RATES OF REACTION
Reaction rate is a measure of how fast a reaction takes place.
Several factors can affect the rate of a reaction. They include:
 Concentration of the reactant solutions.
 Pressure of the reactant gases.
 Temperature at which the reaction is carried out.
 Surface area of solid reactants.
 Use of a catalyst.
Pressure of the reactant gases
Increasing pressure pushes the gas particles close together so that they collide and react more readily, increasing
the reaction rate. An example of a reaction that shows effect of increasing pressure is the combustion of fuel in
a car engine as the movement of piston compresses them.
The curve of the reaction done at a high pressure has a steeper gradient and becomes horizontal sooner.
Surface area of solid reactants
In reactions involving solid reactants, the more finely divided a solid reactant is, the greater the rate of reaction.
Reactions involving solids take place on the surface of the solid. Dividing/powdering a solid increases its
surface area.
Experiment.
Reaction between calcium carbonate and hydrochloric acid.
CaCO3 + HCI
CaCI2 + CO2 + H2O
Production of CO2 results in a loss in mass.
When finely divided calcium carbonate is used, carbon (IV) oxide is produced at a faster rate than when larger
particles of calcium carbonate are used.
Collision theory of the reaction rates
Collision theory states that for a chemical reaction to take place, particles of the reactants must collide with
sufficient energy to initiate a reaction i.e. enough energy to break bonds.
Activation energy (Ea)
The minimum amount of energy that colliding particles must have to react is known as the activation energy.
Collisions that result in a reaction are known as successful collisions. Such collisions have sufficient energy (i.e.
energy greater than the activation energy). The number of successful collisions increase with increasing
temperature.
Not all collisions result in a chemical reaction. Most collisions just result in the colliding particles bouncing off
each other. Collisions that do not result in a reaction are known as unsuccessful collisions.
Unsuccessful collisions happen when the colliding species do not have enough energy to break the necessary
bonds (i.e. they collide with energy less than the activation energy)
Increasing the number of successful collisions means that a greater proportion of reactant particles collide to
form products.
Factors affecting the number of successful collisions
 The number of particles per unit volume - more particles in a given volume will produce more
frequent successful collisions. A more concentrated solution has more reactant particles per unit volume.
This means that increasing the concentration increases the rate of a chemical reaction.
 The frequency of collisions - a greater number of collisions per second will give a greater number of
successful collisions per second.
 The kinetic energy of the particles - greater kinetic energy means a greater proportion of collisions will
have an energy that exceeds the activation energy and the more frequent the collisions will be as the
particles are moving quicker; therefore, more collisions will be successful.
 The activation energy – only collisions that will have an energy that exceeds higher activation energy
will be successful.
These all have an impact on the rate of reaction that is dependent on the number of successful collisions per unit
of time.
Explaining rates of reaction using collision theory
Temperature
Increasing the temperature will increase the rate of reaction.
This is because the particles will have more kinetic energy than the required activation energy. Therefore, there
will be more frequent collisions and a higher proportion of particles will have energy greater than the activation
energy. This causes more successful collisions per second, increasing the rate of reaction
A small increase in temperature causes a large increase in the rate of a reaction.
Concentration
Increasing the concentration of a solution will increase the rate of reaction.

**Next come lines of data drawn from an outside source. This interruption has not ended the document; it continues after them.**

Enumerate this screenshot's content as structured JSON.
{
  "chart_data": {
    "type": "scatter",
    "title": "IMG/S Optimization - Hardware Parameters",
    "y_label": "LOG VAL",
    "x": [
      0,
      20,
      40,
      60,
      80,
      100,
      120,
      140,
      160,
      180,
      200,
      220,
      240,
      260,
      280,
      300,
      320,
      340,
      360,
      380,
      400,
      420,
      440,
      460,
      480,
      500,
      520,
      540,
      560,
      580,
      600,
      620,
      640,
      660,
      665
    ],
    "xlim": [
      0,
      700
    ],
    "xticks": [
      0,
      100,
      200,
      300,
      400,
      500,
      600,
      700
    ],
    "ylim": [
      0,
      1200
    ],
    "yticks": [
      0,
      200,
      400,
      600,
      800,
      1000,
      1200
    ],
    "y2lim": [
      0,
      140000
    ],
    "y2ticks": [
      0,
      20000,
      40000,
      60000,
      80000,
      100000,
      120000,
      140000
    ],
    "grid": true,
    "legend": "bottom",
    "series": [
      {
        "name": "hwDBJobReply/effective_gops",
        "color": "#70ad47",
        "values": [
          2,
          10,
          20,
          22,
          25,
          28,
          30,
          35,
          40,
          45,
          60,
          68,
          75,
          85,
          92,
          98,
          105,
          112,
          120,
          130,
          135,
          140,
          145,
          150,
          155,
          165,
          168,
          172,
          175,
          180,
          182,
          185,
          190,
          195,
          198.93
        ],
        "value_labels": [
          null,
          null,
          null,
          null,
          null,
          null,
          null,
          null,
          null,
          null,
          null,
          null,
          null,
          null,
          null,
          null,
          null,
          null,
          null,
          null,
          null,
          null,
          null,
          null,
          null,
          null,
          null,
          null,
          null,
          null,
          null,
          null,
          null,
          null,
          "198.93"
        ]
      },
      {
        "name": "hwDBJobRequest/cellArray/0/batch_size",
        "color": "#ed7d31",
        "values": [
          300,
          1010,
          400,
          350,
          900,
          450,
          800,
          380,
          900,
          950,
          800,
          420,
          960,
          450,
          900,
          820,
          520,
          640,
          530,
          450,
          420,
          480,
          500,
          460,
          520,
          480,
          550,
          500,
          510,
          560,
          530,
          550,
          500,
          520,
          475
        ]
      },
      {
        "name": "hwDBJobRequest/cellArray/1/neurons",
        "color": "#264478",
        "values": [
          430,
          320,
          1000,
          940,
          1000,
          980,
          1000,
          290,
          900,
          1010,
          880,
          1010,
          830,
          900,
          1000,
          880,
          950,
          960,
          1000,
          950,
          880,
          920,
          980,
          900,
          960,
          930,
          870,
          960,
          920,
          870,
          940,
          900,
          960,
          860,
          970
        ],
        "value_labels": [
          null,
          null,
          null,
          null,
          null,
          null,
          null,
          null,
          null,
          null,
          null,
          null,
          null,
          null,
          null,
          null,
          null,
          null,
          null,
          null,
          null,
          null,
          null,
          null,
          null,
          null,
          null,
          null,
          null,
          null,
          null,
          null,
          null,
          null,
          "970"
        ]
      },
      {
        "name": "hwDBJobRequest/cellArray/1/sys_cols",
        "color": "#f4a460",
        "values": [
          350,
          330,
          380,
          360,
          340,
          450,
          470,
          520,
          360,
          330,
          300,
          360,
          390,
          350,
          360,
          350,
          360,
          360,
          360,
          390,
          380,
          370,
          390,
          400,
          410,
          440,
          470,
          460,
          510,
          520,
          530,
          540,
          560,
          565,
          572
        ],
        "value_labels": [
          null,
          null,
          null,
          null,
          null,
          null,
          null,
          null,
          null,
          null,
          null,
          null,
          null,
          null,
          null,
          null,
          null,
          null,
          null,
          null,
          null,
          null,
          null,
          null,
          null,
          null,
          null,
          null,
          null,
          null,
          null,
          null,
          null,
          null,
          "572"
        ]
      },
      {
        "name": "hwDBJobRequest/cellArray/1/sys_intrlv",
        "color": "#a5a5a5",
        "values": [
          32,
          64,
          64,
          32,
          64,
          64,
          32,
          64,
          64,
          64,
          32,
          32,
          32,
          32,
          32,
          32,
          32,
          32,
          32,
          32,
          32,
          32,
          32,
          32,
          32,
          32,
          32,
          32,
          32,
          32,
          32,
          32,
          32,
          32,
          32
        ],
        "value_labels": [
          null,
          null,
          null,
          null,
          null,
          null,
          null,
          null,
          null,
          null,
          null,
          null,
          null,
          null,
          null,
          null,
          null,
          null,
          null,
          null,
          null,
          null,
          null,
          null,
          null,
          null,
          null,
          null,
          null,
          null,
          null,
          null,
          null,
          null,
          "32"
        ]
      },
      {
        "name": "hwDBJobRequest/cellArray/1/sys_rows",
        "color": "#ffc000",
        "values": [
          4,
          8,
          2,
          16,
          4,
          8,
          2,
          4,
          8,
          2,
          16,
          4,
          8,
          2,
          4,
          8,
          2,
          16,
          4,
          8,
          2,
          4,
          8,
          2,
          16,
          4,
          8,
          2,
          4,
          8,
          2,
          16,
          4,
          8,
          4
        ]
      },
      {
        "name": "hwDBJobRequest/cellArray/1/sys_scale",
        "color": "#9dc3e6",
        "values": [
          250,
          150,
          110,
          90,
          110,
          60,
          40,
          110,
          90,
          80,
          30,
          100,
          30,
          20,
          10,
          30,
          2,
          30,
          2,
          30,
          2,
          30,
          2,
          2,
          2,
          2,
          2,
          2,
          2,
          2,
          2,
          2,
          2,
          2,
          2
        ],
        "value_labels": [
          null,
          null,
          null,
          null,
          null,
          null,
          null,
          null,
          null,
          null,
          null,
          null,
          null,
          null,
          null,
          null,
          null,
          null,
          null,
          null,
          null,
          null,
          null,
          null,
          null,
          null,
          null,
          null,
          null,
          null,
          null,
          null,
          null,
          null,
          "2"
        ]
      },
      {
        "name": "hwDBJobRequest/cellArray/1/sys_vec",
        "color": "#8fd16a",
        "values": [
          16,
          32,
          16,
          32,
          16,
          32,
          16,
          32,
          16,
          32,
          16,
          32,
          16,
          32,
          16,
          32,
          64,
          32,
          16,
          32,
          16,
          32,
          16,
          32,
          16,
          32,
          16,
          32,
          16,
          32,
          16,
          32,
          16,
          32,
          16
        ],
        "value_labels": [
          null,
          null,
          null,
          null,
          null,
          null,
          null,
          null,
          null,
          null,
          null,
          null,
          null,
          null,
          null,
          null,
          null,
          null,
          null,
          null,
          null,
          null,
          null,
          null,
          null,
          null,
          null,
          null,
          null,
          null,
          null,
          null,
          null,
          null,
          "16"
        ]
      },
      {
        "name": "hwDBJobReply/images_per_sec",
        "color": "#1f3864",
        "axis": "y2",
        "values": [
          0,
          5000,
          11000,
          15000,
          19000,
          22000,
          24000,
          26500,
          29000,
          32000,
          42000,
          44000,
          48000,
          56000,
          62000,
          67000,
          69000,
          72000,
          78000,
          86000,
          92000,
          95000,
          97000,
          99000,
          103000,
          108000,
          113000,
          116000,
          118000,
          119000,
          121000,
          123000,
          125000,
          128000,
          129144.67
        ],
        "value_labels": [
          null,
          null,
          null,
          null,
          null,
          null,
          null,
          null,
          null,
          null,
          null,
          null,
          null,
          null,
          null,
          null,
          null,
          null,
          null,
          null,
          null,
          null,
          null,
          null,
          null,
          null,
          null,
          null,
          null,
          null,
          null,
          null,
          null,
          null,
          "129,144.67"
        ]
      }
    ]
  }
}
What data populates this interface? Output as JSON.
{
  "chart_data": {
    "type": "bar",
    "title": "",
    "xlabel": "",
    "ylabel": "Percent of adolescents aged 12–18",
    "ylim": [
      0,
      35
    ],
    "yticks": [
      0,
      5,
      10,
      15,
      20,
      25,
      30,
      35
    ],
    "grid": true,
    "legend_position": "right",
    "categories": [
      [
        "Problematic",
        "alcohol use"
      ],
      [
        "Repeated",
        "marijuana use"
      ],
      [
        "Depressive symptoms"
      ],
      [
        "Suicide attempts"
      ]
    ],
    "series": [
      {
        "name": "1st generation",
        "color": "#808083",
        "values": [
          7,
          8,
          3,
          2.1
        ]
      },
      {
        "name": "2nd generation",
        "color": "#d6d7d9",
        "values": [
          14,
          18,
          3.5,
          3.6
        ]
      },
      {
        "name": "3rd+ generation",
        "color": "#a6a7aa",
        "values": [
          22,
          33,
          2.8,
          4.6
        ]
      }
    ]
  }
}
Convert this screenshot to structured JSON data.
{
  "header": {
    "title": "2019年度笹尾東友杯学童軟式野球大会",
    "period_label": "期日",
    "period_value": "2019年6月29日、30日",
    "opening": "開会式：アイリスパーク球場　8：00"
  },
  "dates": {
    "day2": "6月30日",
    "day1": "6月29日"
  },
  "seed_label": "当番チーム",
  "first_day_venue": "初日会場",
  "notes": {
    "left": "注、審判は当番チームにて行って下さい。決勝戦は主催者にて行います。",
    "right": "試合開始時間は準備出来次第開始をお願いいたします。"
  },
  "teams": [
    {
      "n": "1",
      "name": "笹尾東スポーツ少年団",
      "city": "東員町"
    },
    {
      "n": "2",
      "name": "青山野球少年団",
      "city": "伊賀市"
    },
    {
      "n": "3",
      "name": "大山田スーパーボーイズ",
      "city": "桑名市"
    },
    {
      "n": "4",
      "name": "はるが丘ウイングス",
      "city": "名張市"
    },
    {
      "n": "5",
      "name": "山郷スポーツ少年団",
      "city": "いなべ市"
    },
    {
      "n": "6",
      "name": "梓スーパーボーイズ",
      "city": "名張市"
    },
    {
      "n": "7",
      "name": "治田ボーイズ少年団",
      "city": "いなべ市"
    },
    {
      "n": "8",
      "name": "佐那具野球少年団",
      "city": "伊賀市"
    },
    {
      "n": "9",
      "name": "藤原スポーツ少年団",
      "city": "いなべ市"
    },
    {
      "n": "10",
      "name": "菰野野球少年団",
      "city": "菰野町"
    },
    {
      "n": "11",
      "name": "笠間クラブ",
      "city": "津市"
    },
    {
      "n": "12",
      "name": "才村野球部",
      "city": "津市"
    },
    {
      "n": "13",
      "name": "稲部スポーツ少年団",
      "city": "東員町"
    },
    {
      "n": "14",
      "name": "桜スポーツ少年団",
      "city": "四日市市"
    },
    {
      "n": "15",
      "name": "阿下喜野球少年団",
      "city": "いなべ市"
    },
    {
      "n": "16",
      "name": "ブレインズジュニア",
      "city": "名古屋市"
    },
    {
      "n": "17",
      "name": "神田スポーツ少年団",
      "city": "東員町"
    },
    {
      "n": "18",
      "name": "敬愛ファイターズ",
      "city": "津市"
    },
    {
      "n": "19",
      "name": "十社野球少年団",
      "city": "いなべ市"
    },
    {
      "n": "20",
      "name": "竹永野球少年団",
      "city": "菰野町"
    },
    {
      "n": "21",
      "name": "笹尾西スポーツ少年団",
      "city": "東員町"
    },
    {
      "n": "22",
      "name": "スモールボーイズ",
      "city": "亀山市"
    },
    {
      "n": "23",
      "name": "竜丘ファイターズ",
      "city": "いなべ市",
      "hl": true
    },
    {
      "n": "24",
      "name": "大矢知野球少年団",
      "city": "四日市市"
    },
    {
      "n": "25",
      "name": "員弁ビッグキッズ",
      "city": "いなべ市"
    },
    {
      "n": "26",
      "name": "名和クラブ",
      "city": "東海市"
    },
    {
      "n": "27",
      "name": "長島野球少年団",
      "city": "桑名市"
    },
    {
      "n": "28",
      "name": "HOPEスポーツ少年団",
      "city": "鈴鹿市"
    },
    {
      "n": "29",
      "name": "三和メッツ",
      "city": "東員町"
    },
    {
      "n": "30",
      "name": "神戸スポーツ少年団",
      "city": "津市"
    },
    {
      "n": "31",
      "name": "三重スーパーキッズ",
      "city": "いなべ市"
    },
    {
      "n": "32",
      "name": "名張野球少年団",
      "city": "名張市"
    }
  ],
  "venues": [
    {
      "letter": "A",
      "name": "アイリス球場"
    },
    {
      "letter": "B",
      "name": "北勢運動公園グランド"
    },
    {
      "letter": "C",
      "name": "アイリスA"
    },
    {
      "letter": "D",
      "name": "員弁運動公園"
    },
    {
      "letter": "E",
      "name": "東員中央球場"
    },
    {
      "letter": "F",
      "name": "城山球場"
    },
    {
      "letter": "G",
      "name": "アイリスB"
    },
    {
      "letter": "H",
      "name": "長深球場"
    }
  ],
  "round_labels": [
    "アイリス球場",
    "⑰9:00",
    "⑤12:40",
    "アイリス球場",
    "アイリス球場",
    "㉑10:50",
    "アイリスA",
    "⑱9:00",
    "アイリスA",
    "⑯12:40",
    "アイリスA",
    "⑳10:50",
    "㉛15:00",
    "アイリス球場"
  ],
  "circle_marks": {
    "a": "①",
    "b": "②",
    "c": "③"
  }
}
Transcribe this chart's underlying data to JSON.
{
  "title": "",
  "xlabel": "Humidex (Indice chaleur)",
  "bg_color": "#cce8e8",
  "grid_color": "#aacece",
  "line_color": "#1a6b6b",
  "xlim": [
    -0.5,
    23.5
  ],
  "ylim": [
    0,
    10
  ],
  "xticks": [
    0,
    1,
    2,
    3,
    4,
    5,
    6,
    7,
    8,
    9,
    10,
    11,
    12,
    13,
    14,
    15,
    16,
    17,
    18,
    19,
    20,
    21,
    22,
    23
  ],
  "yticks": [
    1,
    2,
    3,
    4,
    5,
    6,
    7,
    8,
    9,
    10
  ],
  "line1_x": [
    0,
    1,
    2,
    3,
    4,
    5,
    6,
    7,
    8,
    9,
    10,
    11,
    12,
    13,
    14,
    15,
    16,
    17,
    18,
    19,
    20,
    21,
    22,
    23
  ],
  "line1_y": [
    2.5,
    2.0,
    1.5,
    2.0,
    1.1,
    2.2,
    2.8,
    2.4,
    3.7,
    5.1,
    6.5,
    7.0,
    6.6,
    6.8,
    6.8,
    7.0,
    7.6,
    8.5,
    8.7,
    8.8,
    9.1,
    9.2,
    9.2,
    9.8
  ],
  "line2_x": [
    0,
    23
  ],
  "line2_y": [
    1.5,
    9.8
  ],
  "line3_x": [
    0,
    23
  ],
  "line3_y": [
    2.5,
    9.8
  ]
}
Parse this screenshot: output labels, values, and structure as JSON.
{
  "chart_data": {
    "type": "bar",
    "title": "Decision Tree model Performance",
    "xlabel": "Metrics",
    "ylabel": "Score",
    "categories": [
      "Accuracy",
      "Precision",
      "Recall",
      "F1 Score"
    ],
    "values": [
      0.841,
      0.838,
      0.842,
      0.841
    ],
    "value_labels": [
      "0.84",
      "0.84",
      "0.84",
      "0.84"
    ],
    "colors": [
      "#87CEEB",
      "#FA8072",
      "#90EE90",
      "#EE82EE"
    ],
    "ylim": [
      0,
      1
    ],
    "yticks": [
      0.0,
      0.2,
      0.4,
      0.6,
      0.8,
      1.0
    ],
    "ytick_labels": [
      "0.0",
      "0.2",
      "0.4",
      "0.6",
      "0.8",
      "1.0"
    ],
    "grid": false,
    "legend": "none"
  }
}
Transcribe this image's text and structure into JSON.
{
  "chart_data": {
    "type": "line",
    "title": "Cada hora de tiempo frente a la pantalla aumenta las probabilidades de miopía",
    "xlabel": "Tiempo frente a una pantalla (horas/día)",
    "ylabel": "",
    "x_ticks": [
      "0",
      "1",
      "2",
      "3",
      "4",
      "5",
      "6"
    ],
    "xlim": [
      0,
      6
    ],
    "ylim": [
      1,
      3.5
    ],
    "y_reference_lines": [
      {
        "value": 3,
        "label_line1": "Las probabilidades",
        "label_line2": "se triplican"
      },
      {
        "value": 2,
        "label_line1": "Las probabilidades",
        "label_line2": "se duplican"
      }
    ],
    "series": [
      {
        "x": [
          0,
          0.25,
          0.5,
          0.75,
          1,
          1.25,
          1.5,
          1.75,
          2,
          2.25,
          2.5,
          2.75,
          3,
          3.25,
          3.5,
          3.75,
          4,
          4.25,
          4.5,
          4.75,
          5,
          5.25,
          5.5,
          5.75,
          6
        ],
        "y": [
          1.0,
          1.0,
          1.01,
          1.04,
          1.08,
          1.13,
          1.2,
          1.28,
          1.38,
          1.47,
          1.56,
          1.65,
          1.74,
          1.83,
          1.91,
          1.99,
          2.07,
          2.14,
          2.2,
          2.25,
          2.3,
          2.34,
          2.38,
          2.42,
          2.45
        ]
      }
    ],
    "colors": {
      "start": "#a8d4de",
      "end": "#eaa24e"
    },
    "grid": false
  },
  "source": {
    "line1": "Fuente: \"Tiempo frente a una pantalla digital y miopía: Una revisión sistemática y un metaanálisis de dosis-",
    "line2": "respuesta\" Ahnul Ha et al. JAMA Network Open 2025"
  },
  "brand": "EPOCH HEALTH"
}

This is because there will be more reactant particles in a given volume, allowing more frequent and successful
collisions per second, increasing the rate of reaction. For example, concentrated HCI has a higher rate of
reaction with Magnesium than dilute HCI.
Pressure
For a gaseous reaction, increasing the pressure brings the particles much closer increasing their chances of
collision, creating a greater chance for a reaction to occur.
Surface area
Increasing the surface area of a solid will increase the rate of reaction.
This is because more surface area of the particles will be exposed to the other reactant, producing a higher
number of collisions per second increasing the chance of a reaction taking place.
Catalysts
Catalysts are substances that speed up the rate of a reaction without themselves being altered or consumed in
the reaction.
The mass of a catalyst at the beginning and end of a reaction is the same and they do not form part of the
equation. Catalysts increase the rate of reaction by reducing the amount of energy that is needed to break the
bonds (activation energy)
This means a higher proportion of the reactant particles will have energy greater than the activation energy and
will result in more successful collisions per second
An important industrial example is when iron is used to catalyze the Haber process for the production of
ammonia. Iron beads are used to increase the surface area available for catalysis.
Enzymes are biological catalysts, they work best at specific temperature and pH ranges.
Normally only small amounts of catalysts are needed to have an effect on a reaction.